Obeng Billal M, Kouyos Roger D, Kusejko Katharina, Salazar-Vizcaya Luisa, Günthard Huldrych F, Kelleher Anthony D, Di Giallonardo Francesca
The Kirby Institute, UNSW Sydney, Sydney, Australia.
Department of Infectious Diseases and Hospital Epidemiology, University Hospital Zurich, University of Zurich, Zurich, Switzerland; Institute of Medical Virology, University of Zurich, Zurich, Switzerland.
Virology. 2025 Jul;608:110558. doi: 10.1016/j.virol.2025.110558. Epub 2025 Apr 29.
HIV-1 cluster analysis has been widely used in characterizing HIV-1 transmission and some countries have implemented such molecular epidemiology as part of their prevention strategy. However, HIV-1 sequences derive from varying genome regions, which affects phylogenetic clustering outputs. Here, we apply different tools to run a sensitivity analysis for assessing which threshold give the most cohesive clustering outputs for different data sources. We used a dataset of 174 full-length sequences of subtype B from the Swiss HIV Cohort Study and publicly available subtype C from South Africa. Each dataset was divided into sub-genomic sub-datasets covering gag, pol, and env. pol was further subdivided into regions commonly used in HIV-1 genotyping laboratories (pr-rt, rt-int, and pr-rt-int). Cluster analyses for each sub-genomic region was performed specifying varying distance thresholds of 0.5 %-4.5 % and tree branch support of 70 %, 90 % and 99 % in ClusterPicker. Tree topologies and clustering outputs were compared against each other to assess cluster similarity. Pylogenies using pol, pr-rt-int, or rt-int had more robust tree topologies compared to gag and env. Cluster composition changed with increasing genetic distance threshold but was not affected by branch support. Cluster identity was most similar around genetic distances of 2.5 (±0.5)% for all sub-genomic regions and for both subtype B and C. Our study demonstrated the value of performing a sensitivity analysis before setting a genetic distance threshold for clustering output and that the pol region is appropriate for clustering outputs and can be used for near real-time HIV-1 cluster detection.
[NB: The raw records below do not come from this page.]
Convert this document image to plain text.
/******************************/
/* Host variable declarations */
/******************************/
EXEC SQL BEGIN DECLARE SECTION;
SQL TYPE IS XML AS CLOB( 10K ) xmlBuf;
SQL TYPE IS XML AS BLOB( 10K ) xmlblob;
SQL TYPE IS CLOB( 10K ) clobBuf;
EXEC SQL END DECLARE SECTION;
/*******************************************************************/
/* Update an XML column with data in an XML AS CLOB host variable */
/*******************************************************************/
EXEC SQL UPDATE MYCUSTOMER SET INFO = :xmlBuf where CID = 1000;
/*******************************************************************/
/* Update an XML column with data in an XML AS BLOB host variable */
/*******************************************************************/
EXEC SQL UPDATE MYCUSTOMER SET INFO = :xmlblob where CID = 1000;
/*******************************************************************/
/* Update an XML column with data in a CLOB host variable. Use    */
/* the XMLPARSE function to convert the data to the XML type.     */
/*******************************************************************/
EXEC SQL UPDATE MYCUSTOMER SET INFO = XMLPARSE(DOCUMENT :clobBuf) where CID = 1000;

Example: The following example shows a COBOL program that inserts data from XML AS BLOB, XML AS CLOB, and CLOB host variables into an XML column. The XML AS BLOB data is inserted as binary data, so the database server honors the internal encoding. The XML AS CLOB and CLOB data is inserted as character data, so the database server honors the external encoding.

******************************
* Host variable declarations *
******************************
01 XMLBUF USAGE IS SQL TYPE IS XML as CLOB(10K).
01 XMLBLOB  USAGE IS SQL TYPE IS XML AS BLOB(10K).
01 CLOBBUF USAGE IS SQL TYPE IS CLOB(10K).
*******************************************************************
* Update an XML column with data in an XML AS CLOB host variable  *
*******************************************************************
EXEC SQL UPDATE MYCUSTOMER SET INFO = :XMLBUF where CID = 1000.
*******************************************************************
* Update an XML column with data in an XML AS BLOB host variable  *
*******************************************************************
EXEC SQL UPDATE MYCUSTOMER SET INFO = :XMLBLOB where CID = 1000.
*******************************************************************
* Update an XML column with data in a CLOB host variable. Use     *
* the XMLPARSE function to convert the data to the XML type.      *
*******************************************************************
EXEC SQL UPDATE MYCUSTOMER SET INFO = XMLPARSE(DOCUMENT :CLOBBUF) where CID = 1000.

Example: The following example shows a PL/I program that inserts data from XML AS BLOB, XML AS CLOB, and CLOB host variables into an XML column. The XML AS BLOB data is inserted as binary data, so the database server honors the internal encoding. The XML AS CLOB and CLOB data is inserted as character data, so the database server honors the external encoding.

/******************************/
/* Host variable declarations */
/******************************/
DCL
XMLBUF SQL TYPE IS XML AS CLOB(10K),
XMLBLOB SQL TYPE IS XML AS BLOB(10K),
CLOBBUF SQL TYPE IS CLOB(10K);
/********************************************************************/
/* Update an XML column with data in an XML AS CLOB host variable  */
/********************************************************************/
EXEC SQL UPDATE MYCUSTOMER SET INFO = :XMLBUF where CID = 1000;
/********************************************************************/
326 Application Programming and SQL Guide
HIV-1聚类分析已广泛用于表征HIV-1传播,一些国家已将这种分子流行病学作为其预防策略的一部分。然而,HIV-1序列来自不同的基因组区域,这会影响系统发育聚类结果。在这里,我们应用不同工具进行敏感性分析,以评估哪种阈值能为不同数据源给出最具凝聚力的聚类结果。我们使用了来自瑞士HIV队列研究的174个B亚型全长序列数据集以及来自南非的公开可用C亚型数据集。每个数据集被划分为覆盖gag、pol和env的亚基因组子数据集。pol进一步细分为HIV-1基因分型实验室常用的区域(pr-rt、rt-int和pr-rt-int)。在ClusterPicker中,对每个亚基因组区域进行聚类分析,指定0.5% - 4.5%的不同距离阈值以及70%、90%和99%的树分支支持率。将树拓扑结构和聚类结果相互比较以评估聚类相似性。与gag和env相比,使用pol、pr-rt-int或rt-int构建的系统发育树拓扑结构更稳健。聚类组成随遗传距离阈值的增加而变化,但不受分支支持率的影响。对于所有亚基因组区域以及B亚型和C亚型,在遗传距离约为2.5(±0.5)%时,聚类一致性最为相似。我们的研究证明了在为聚类结果设置遗传距离阈值之前进行敏感性分析的价值,并且pol区域适用于聚类结果,可用于近实时HIV-1聚类检测。